Bacillus amyloliquefaciens Enhanced Strawberry Plants Defense Responses, upon Challenge with Botrytis cinerea

Abstract

Plants activate a range of active defense strategies in response to biotic stresses. Systemic acquired resistance (SAR) occurs when the plants are triggered by a stimulus prior to infection by a plant pathogen able to reduce the severity of the disease. The most widely studied group of PGPB is plant growth-promoting rhizobacteria that colonize the root surface. This trait plays a crucial role in protecting plants from pathogen attack since poor colonization could cause decreased antagonistic activity. The present work aims to isolate, identify and select strains from the rhizosphere of strawberry in the Larache area, with potential application as a biocontrol agent against gray mold disease caused by Botrytis cinerea.
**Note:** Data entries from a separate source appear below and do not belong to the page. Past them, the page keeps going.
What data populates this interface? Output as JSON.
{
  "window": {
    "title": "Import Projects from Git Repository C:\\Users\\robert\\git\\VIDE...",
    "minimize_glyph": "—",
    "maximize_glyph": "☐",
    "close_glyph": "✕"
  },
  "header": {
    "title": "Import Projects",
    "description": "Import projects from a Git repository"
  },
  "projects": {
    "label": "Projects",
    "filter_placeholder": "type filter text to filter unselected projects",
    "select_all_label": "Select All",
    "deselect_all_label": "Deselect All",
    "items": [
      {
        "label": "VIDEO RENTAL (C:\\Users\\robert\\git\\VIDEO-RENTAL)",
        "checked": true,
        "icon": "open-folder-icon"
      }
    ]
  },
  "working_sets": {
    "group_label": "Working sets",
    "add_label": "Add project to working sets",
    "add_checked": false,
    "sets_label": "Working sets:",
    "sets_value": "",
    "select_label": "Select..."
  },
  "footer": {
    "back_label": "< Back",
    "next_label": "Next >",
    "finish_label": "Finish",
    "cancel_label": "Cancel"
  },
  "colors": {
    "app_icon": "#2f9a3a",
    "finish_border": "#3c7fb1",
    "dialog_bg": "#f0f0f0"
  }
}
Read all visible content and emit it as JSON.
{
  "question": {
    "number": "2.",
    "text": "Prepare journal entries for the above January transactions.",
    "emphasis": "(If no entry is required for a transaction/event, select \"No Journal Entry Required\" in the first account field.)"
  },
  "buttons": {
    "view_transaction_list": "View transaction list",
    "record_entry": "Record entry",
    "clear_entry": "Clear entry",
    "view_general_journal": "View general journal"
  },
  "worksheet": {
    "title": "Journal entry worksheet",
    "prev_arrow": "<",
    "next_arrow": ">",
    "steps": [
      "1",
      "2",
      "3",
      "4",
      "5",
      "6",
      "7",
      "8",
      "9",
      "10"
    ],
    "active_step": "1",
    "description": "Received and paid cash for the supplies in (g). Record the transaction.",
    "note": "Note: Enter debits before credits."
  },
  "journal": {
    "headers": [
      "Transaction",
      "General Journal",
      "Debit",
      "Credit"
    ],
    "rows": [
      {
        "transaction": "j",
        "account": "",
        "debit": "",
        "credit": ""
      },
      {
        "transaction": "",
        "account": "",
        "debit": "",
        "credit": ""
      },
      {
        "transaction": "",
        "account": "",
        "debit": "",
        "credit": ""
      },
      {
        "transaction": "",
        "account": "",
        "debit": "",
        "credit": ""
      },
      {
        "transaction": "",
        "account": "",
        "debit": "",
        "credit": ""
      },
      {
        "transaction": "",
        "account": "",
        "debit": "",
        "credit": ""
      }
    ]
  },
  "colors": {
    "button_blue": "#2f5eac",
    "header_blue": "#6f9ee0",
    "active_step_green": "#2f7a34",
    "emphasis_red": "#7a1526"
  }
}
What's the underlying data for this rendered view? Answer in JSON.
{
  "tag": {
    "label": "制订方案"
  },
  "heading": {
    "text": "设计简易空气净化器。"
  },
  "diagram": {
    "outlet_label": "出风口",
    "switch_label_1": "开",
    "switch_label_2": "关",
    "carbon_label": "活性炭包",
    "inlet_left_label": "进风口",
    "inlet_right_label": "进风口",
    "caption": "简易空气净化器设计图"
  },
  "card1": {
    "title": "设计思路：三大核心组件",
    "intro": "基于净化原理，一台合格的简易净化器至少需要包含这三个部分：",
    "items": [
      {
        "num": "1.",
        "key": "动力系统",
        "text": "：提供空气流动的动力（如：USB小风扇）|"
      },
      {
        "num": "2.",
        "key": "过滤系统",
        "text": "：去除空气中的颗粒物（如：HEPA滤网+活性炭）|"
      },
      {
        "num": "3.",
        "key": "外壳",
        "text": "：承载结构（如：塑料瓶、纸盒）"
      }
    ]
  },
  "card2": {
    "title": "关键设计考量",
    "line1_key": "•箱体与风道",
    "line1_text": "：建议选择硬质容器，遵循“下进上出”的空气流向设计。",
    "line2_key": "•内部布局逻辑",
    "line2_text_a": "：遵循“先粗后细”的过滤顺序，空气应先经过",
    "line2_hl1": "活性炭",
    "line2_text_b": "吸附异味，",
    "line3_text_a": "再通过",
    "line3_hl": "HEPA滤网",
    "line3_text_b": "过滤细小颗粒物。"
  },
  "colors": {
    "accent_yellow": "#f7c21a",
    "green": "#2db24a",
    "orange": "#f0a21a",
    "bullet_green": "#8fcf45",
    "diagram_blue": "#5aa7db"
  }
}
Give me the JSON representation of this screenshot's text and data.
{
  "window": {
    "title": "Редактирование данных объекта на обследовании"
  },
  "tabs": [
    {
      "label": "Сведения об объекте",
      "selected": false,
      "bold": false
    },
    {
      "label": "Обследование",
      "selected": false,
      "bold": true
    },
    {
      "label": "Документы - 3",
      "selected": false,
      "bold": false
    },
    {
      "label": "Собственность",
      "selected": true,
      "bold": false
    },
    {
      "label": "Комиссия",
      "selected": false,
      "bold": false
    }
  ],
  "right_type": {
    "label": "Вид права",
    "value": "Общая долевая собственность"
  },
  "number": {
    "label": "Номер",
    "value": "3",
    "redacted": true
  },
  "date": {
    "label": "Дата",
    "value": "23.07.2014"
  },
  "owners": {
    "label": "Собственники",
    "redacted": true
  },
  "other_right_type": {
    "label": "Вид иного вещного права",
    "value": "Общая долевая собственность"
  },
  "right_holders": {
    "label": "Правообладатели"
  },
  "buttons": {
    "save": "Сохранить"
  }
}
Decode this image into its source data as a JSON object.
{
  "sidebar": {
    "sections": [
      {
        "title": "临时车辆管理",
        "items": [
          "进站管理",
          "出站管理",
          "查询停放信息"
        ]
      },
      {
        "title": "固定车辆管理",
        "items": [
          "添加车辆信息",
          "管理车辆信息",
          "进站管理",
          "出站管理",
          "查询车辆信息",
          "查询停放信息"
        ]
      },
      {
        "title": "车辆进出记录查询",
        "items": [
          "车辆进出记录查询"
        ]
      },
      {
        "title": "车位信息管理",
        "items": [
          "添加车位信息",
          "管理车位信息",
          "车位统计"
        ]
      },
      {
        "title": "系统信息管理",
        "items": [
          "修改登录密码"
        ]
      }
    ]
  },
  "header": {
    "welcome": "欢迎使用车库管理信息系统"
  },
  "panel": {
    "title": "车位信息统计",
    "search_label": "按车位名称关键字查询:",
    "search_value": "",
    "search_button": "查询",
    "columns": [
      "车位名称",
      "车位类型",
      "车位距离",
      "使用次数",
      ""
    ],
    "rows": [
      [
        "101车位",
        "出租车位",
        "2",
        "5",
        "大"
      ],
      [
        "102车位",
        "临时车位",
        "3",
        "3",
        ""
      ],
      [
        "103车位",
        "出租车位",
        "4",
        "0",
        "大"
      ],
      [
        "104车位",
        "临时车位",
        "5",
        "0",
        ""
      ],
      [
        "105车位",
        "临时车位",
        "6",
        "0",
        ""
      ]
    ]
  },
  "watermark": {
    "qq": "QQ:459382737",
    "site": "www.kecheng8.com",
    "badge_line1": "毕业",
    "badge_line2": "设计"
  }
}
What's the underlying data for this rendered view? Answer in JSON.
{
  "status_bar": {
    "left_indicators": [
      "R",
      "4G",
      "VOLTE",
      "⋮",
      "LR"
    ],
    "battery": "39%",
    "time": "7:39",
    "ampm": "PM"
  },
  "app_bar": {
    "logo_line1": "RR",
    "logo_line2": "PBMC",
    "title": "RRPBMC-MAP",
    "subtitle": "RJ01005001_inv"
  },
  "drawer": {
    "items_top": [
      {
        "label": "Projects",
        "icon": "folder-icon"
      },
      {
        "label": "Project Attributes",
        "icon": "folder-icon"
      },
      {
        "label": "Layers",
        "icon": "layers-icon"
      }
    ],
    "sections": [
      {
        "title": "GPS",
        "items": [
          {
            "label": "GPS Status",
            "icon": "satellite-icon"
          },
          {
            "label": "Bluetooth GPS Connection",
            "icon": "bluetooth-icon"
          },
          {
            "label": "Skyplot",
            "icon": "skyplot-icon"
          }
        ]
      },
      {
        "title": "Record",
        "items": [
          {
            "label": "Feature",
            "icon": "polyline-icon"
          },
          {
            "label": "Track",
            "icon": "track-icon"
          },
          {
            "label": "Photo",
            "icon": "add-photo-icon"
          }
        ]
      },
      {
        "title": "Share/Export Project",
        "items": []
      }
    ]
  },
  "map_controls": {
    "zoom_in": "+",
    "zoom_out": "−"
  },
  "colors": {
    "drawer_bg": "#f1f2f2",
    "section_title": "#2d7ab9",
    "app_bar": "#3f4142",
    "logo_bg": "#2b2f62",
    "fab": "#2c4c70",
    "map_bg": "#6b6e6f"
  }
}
First, the selected bacteria and the pathogen were characterized using 16S rDNA and ITS sequencing respectively, and then challenged in dual culture as antagonists to evaluate their effect on the growth of B. cinerea. Among the selected bacteria that inhibited the growth of B. cinerea in vitro dual culture, Bacillus amyloliquefaciens was able to associate to the external root surfaces, by forming biofilm, moreover, preliminary analyses showed that, upon attack with Botrytis cinerea, B. amyloliquefaciens primed strawberry’s plants, showed an enhanced expression of PR1 and β-1,3-glucanase (FaBG2-2) genes in comparison to non-primed plants. However, no expression of chitinase II genes (FaChi2-1, FaChi2-2) was observed. This “priming” effect indicated that B. amyloliquefaciens could be further studied for its biocontrol traits able to induce, once inoculated, defense-related gene expression earlier and stronger than in non-primed plants.